Beamer recalls the lean times all too well. Losing 17 of his first 22 games as coach. Getting skunked by 35 points at Syracuse and 38 at Virginia. Wondering about his job.
“I understand it,” Beamer said, “but every loss now is such a critical loss. And it’s a compliment I think to your program because people have such high expectations, and you want it that way.
“But I can remember when I first started here, and you lost, ‘Well, we just weren’t good enough to beat them.’ Now you feel like your talent level is good enough to beat most people, so when you lose, it’s so critical. … When you lose one you shouldn’t have lost, it just wears you out.”
Veteran assistant coach Bryan Stinespring recalls 1993, when he and Hokies faithful were thrilled to beat Indiana in the Independence Bowl.

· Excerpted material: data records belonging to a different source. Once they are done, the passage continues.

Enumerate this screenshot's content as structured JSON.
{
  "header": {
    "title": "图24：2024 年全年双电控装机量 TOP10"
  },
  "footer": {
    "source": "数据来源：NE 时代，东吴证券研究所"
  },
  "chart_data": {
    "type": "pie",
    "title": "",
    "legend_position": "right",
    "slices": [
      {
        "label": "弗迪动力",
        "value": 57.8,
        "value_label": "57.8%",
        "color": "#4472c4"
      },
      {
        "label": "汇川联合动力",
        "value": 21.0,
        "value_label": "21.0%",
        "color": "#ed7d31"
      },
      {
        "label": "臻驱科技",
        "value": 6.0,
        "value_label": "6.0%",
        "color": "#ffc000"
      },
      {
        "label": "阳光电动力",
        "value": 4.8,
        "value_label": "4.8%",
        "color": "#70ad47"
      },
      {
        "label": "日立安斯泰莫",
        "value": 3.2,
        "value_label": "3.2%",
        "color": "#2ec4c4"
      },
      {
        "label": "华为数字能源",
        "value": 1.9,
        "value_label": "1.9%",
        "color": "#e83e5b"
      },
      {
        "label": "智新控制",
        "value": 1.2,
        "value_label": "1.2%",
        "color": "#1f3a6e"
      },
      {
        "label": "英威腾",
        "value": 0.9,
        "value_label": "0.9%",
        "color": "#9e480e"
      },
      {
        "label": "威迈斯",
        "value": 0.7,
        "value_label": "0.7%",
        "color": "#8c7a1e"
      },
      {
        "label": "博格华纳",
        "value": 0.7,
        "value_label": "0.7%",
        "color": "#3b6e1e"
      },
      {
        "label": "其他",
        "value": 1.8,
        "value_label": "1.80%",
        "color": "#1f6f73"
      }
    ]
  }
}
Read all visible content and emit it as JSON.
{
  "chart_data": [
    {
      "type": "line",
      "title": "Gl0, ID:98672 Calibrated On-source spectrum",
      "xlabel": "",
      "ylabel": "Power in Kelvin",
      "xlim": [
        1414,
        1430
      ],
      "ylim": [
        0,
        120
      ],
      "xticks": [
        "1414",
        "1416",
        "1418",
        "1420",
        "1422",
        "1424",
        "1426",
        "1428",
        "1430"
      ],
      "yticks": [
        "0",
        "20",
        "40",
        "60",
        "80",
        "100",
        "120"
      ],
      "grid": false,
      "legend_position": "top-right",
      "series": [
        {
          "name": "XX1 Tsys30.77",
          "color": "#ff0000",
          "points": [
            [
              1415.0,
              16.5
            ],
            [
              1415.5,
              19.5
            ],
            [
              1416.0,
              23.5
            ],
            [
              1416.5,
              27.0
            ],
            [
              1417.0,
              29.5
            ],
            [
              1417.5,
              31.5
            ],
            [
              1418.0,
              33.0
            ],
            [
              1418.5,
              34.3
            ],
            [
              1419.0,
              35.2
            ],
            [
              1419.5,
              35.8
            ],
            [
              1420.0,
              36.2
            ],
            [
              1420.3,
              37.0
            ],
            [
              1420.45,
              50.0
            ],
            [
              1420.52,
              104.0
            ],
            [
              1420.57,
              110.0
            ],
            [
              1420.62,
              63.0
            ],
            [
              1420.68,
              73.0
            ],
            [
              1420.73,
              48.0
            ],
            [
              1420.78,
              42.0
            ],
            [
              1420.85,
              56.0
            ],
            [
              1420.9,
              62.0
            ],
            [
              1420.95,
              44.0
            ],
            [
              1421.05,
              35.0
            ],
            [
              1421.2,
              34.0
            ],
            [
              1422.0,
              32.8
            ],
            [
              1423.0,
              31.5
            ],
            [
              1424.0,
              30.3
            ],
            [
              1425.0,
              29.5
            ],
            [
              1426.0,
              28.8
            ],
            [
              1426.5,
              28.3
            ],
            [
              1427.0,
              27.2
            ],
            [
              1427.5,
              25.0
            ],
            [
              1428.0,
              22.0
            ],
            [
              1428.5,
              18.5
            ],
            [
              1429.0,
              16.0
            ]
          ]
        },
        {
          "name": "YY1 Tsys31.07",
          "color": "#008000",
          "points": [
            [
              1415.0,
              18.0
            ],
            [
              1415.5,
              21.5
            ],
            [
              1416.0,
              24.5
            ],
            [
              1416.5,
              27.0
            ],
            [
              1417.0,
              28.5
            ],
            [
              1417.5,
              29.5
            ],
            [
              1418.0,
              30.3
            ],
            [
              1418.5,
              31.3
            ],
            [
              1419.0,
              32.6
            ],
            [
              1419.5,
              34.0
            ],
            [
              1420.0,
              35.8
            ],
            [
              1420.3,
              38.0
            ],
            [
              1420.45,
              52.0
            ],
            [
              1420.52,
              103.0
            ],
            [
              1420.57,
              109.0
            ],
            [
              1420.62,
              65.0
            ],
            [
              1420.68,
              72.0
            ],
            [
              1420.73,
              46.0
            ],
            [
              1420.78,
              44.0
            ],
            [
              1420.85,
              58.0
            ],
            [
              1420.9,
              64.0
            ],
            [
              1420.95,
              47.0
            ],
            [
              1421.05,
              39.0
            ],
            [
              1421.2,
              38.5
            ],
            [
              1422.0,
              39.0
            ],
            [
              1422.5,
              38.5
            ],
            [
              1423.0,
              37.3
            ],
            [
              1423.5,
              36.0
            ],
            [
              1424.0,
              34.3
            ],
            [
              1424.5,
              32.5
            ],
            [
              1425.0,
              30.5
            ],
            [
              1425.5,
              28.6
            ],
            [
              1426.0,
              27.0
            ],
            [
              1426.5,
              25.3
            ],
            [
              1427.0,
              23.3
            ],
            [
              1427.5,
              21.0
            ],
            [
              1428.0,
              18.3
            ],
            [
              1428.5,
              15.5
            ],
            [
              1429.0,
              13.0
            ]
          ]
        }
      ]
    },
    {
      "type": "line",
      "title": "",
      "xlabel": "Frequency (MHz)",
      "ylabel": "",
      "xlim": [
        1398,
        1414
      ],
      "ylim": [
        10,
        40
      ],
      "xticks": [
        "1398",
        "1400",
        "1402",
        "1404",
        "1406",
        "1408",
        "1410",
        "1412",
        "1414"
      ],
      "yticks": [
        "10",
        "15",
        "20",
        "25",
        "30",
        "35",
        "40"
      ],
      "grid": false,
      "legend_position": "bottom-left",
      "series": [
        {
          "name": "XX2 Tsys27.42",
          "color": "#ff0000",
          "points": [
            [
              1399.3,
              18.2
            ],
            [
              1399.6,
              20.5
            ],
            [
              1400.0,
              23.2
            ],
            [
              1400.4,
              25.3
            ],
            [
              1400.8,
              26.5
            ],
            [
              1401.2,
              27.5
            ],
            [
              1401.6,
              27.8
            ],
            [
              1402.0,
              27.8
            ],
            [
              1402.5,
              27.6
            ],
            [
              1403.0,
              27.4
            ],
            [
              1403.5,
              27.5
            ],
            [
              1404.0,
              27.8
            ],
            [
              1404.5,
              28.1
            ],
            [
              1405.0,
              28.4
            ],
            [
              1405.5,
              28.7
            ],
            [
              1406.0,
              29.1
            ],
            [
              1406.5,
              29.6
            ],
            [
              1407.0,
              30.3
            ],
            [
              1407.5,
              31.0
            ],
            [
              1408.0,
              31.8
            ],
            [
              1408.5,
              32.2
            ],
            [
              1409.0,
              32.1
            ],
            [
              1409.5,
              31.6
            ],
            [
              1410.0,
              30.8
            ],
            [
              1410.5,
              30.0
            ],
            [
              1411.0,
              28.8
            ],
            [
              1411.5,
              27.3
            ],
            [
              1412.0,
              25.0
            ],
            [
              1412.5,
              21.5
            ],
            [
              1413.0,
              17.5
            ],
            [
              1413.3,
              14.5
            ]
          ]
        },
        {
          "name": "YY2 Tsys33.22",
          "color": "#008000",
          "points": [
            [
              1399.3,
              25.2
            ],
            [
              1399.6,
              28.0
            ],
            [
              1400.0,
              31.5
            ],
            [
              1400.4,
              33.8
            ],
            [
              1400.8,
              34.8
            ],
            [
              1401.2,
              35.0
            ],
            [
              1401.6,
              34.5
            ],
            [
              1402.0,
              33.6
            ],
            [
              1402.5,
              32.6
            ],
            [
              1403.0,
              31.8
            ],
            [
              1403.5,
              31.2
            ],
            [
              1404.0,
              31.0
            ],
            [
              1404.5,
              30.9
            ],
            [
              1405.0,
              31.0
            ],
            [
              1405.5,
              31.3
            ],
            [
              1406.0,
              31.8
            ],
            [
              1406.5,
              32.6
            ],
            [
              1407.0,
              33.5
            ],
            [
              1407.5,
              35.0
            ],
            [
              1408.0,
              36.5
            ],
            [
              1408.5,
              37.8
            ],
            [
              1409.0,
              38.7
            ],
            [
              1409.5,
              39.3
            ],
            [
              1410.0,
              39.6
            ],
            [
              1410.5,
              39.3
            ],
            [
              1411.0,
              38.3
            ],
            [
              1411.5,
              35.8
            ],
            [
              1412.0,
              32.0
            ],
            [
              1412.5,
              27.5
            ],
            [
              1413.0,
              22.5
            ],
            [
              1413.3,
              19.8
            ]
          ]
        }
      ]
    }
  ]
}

Those wide-eyed days are gone, evidenced by the Dec. 6, 1999, edition of Sports Illustrated in Stinespring’s office.
“They Belong!” screams the main headline, superimposed over a photograph of receiver Andre Davis.
“Why Virginia Tech Deserves a Shot at The National Title,” echoes the subhead.
The memories still make Stinespring’s voice catch. Graham’s kick. Vick’s runs. The regular-season finale against Boston College.
Stinespring rocked his chair back and clasped his hands behind his head.
“When you’ve played on that stage, when you’ve had a taste, when you’ve played for the national championship, it’s a part of you,” he said. “It stays with you forever.”